Leitsatz
Die Prüfung, ob die Räumungsvollstreckung bei einem hochbetagten Schuldner wegen schwerwiegender gesundheitlicher Risiken eine mit den guten Sitten unvereinbare Härte i. S. d. § 765a ZPO darstellt, ist nicht auf eine akute Lebensgefahr während des Räumungsvorgangs selbst zu beschränken; in die Beurteilung einzubeziehen sind auch schwerwiegende gesundheitliche Risiken, die aus einem Wechsel der gewohnten Umgebung resultieren.
(amtlicher Leitsatz des BGH)
Normenkette
ZPO § 765a
Kommentar
Die Mieterin ist 96 Jahre alt und leidet an einer demenziellen Erkrankung. Aufgrund eines rechtskräftigen Urteils ist sie zur Räumung und Herausgabe ihrer Wohnung verpflichtet. Aus diesem Urteil betreibt der Vermieter die Zwangsräumung. Die Mieterin hat Vollstreckungsschutz nach § 765a ZPO beantragt. Sie hat hierzu drei Atteste von internistischen und neurologischen Fachärzten vorgelegt. Danach ist die Durchführung der Zwangsräumung für die Mieterin wegen der damit verbundenen Aufregung mit Lebensgefahr verbunden. Zu demselben Ergebnis kommt das Gutachten eines Amtsarztes. Ein anderer Amtsarzt hat in seiner Stellungnahme allerdings ausgeführt, dass keine unmittelbare Lebensgefahr bestehe. Das Amtsgericht hat den Vollstreckungsschutzantrag unter Berufung auf diese Stellungnahme zurückgewiesen; die Beschwerde zum Landgericht blieb ohne Erfolg.
Der BGH hat die Beschwerdeentscheidung aufgehoben: Nach § 765a ZPO kann einem Mieter Vollstreckungsschutz gewährt werden, wenn die Durchführung der Zwangsräumung eine Härte darstellt, die mit den guten Sitten nicht vereinbar ist.
Der BGH führt dazu aus, dass die Entscheidung über die Einstellung der Zwangsvollstreckung stets und ausnahmslos eine umfassende Interessenabwägung voraussetzt. Das Gericht muss
- ermitteln, welche Härtegründe in der Person des Mieters vorliegen,
- feststellen, welches Interesse der Vermieter an der Räumung hat und
- untersuchen, welche Maßnahmen in Betracht kommen, um die Härten zu mindern oder zu beseitigen.

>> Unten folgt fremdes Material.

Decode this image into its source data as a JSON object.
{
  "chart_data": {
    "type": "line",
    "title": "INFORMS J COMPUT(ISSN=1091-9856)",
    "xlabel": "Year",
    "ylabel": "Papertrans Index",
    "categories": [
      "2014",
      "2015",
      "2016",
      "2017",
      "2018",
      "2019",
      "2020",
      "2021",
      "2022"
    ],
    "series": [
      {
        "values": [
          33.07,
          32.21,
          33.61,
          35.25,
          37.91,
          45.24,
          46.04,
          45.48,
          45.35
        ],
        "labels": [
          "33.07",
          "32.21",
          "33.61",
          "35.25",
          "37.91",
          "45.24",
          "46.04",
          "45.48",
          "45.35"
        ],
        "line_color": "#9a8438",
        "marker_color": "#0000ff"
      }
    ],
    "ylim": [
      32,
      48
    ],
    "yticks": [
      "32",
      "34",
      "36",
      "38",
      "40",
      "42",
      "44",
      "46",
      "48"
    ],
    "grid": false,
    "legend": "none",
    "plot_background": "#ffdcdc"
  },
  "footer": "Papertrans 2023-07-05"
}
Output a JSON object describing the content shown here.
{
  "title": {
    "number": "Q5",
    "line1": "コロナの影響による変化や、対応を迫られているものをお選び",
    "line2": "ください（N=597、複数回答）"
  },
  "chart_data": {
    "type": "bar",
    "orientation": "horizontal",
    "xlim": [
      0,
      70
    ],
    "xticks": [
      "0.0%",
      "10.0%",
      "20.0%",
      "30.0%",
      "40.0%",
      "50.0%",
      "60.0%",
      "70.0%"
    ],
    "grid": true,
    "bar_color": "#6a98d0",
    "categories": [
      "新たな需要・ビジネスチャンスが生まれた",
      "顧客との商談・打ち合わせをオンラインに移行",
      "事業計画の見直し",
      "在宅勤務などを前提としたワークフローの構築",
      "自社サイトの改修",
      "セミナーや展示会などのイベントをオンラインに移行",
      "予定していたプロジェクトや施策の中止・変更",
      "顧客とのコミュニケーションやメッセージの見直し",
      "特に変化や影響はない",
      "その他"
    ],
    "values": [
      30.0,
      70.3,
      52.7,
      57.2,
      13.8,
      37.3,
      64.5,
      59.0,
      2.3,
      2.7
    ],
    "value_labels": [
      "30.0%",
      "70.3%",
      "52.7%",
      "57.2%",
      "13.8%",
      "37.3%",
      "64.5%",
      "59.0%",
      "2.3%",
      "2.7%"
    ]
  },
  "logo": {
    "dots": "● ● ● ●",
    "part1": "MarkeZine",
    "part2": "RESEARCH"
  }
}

Vorliegend beanstandet der BGH, dass sich das Gericht über die ärztlichen Atteste und Stellungnahmen hinweggesetzt hat, nach denen die Zwangsräumung mit einer Lebensgefahr für die Mieterin verbunden ist: "... in Anbetracht der unterschiedlichen Ergebnisse der ärztlichen Stellungnahmen ... hätte das Beschwerdegericht ... eine ergänzende ärztliche Begutachtung unter Einbeziehung sämtlicher ärztlicher Stellungnahmen einholen müssen." Die Prüfung darf sich nicht darauf beschränken, ob die Zwangsräumung als solche ohne Gefahr für das Leben oder die Gesundheit durchgeführt werden kann. Vielmehr sind auch eventuelle weitere Beeinträchtigungen, die sich insbesondere aus der Anpassung an eine fremde Umgebung ergeben können, zu berücksichtigen.